Asiavi se encaró a él, pero Rashid le paró los pies, guardando el periódico en su abrigo. Con el gesto ceñudo prosiguió su marcha, aunque volvió a detenerse a los pocos minutos.
—Joder, ¿y ahora qué? —gruñó el idiota.
—Asiavi —ella se extrañó, pues su acompañante nunca la llamaba por su nombre. Señaló las ventanas de un bajo—, este edificio posee marcas realizadas por un tremere. Desconozco su uso, pero, sin duda alguna, las ha efectuado alguien de dicho clan —se dirigió al albano—. ¡Hoxha nos ha mentido!
—¡Oh, venga ya! ¿De verdad importa tanto que merodeen o no por la ciudad? Déjalo pasar, marchémonos ya —le agarró del brazo con insistencia.
—No le toques —Asiavi se apresuró a interponerse entre ambos y tiró del cuello de la camisa del albano. Él intentó zafarse de ella, e insistió al assamita.
—Vas a posponer tus asuntos personales y centrarte en nuestro objetivo. ¡Es una orden!
—No —espetó Rashid.
—Pero, ¿cómo te atreves? ¡Maldito gilipollas! Es que no ves que... ¡Auch! ¡Joder!
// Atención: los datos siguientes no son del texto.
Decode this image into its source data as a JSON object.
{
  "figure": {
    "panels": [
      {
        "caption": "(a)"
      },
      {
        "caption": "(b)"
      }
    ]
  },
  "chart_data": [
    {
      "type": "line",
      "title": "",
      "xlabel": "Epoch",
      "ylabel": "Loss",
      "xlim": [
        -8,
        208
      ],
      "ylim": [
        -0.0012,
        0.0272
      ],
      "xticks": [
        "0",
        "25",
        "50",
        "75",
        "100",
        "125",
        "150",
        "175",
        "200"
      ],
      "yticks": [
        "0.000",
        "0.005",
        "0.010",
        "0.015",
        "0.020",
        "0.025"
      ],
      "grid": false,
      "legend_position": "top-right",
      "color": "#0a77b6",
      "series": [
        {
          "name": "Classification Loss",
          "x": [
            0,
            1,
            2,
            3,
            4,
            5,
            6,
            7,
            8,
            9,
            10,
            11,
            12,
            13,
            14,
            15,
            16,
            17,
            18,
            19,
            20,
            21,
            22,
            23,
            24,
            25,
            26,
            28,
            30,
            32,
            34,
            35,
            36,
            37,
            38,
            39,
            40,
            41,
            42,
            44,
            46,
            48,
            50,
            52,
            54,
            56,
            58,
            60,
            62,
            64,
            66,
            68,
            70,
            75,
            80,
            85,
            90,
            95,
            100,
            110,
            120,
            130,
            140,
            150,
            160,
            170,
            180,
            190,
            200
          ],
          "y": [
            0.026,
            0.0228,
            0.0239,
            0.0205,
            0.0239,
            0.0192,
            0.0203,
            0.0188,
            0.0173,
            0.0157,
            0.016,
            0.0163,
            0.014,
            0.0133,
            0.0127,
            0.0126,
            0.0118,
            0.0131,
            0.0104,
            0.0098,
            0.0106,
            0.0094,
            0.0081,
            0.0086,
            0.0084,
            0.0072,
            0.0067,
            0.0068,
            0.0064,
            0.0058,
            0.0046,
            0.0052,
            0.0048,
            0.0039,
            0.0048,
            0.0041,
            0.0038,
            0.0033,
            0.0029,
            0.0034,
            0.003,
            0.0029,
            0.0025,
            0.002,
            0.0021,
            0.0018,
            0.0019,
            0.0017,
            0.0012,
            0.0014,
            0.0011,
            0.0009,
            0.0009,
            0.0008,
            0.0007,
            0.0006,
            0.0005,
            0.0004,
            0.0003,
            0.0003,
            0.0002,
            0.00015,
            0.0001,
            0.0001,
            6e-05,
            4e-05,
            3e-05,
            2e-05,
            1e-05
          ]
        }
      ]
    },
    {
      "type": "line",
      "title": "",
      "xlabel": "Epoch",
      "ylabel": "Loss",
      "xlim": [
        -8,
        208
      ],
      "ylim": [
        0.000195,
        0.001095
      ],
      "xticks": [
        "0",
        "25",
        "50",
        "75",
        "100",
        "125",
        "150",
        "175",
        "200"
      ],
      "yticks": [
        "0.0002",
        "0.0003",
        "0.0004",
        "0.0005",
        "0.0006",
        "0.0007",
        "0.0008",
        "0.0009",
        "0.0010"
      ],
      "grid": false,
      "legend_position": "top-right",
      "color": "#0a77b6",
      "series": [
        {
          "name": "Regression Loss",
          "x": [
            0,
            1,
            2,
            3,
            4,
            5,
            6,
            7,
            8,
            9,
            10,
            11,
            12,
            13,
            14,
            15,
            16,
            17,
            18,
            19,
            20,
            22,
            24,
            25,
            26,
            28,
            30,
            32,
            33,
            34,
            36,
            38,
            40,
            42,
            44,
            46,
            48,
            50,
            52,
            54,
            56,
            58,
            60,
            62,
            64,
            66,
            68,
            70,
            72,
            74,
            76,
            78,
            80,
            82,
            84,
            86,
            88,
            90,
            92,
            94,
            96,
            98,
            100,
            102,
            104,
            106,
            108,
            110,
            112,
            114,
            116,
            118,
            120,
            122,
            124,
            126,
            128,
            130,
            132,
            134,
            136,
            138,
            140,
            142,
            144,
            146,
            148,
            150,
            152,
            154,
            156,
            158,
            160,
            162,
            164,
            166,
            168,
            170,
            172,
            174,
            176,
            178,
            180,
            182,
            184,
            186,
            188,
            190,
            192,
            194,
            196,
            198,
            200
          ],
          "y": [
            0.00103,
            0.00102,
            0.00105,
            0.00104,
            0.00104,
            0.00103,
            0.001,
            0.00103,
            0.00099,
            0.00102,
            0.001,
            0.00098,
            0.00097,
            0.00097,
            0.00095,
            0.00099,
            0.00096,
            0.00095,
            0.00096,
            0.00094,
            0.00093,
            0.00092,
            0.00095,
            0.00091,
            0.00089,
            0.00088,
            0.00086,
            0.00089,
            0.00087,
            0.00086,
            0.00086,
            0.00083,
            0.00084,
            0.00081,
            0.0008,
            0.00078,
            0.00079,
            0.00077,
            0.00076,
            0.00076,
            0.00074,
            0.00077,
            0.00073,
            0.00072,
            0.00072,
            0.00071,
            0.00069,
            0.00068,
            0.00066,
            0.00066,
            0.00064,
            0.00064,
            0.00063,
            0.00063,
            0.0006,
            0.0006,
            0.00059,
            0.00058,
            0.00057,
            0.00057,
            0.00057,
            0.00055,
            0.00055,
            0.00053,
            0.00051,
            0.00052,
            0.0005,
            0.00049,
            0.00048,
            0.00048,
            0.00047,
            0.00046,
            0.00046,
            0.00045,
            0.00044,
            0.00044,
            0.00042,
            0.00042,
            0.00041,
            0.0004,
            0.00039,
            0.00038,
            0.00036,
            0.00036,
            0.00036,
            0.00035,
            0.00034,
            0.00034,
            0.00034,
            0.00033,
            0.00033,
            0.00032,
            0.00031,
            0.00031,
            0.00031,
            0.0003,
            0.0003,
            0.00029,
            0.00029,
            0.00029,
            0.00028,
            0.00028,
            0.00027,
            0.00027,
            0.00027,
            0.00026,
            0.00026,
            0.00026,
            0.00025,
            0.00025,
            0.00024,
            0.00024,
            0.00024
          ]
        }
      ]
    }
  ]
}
Harta de soportar su actitud prepotente, Asiavi le endiñó un puñetazo en la cara. Por una vez, Rashid no parecía disconforme.
—Es un asunto personal —se excusó su compañero—. Prometo que en cuanto lo resolvamos, colaboraremos en la búsqueda de la calavera. Danos un par de noches, si no lo conseguimos para entonces, nos pondremos en contacto contigo. Estoy convencido de que avanzarás por tu cuenta.
Rashid no conversaba muy a menudo, pero cuando lo hacía, decía las cosas con claridad. La sentencia era firme, ningún intento por parte del albano podía hacerlo cambiar de opinión. En este caso, Asiavi lo agradecía. Le resultaba mucho más estimulante salir a la caza de otros vampiros que dedicarse a buscar una estúpida calavera. Además, la perspectiva de alejarse del albano la complacía.
Por otro lado, el susodicho les observó enfurecido, aunque se guardó los reproches para sí. No era tan tonto como Asiavi imaginaba, de haber hablado, se habría ganado otro par de puñetazos.
—Está bien, haced lo que os venga en gana. Nos veremos en el Eliseo dentro de dos noches —echó una última mirada de soslayo a Asiavi cargada de odio y se marchó frotándose la magulladura.